Well, after a few years of believing I was suffering from mild depression I've finally realized that it's not depression... it's anxiety. (Honestly I have yet to see my therapist, but I'm pretty sure she's going to agree with my findings).


I'm a bio major in college right now, so I know a decent amount about brain chemicals and psycho-illnesses... I thought I had myself pinned down with depression because of my lack of motivation, my lonely feelings, my crying, my fatigue, my nervousness, and aches and pains. But one key symptom, which I've dubbed nervousness, is the key symptom that I think makes this anxiety.

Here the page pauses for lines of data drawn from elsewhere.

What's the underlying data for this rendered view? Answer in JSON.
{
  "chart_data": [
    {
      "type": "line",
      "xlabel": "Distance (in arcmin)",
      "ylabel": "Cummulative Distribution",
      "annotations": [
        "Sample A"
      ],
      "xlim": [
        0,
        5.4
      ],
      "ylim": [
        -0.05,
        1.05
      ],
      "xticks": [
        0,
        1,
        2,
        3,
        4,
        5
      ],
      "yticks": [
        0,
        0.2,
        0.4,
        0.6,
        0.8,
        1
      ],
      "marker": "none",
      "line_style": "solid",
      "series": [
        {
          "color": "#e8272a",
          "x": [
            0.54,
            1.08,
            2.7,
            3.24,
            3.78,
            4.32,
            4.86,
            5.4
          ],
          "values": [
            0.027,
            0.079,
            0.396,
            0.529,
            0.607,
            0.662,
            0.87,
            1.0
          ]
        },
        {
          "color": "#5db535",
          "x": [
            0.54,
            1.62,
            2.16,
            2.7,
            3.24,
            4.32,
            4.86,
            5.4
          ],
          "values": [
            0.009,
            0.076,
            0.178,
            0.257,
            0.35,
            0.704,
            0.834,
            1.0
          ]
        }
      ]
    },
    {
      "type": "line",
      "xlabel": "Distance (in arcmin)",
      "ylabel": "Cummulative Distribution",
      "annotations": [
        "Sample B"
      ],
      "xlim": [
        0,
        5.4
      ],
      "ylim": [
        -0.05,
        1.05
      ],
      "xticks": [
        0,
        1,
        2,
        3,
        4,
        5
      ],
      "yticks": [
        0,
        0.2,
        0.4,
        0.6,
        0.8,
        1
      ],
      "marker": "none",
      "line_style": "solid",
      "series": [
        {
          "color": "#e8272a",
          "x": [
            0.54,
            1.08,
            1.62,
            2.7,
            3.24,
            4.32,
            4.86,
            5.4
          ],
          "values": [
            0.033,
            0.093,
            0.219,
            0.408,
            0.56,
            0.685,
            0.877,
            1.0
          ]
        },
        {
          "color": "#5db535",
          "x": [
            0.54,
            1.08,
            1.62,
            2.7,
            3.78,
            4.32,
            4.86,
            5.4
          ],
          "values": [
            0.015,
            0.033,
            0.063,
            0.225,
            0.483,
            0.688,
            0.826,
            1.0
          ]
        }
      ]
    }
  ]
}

This all came about because of an explosion I had a few days ago. I recently started an apprenticeship and am getting school credit for it, so I'm working and living at home instead of going to classes, hanging with my friends, and staying at college. It's been a terrible adjustment. I'm not used to the way that projects and things are done with the people that I'm working with, so a lot of the time I'm doing things that I think are right... but are actually heading down this "wrong" path.

Now, this internship isn't the only thing that lead me to believe it's anxiety... it's the nervousness and fear of going out on a limb, hanging out with large groups of people, and doing things differently than I normally do. Honestly, I'm writing this down and thinking "How can I be so damn sensitive and scared?! What is wrong with me?!". I've always been afraid of making mistakes, always always always. It's been a hard road because of that fear, but somehow I'm fearing mistakes less and less. It's just a matter of how you look at things, and reminding yourself to look at the good things that come out of mistakes.

Overall, this is going to be a long road to fixing this... and figuring out why this is happening. (It adds more anxiety knowing that I'm going through this, because I'm one of those people who doesn't have enough self confidence, and tries to mimic others in their actions to be normal and happy about themselves, which in turn makes me compare myself to others. dumb. very dumb.)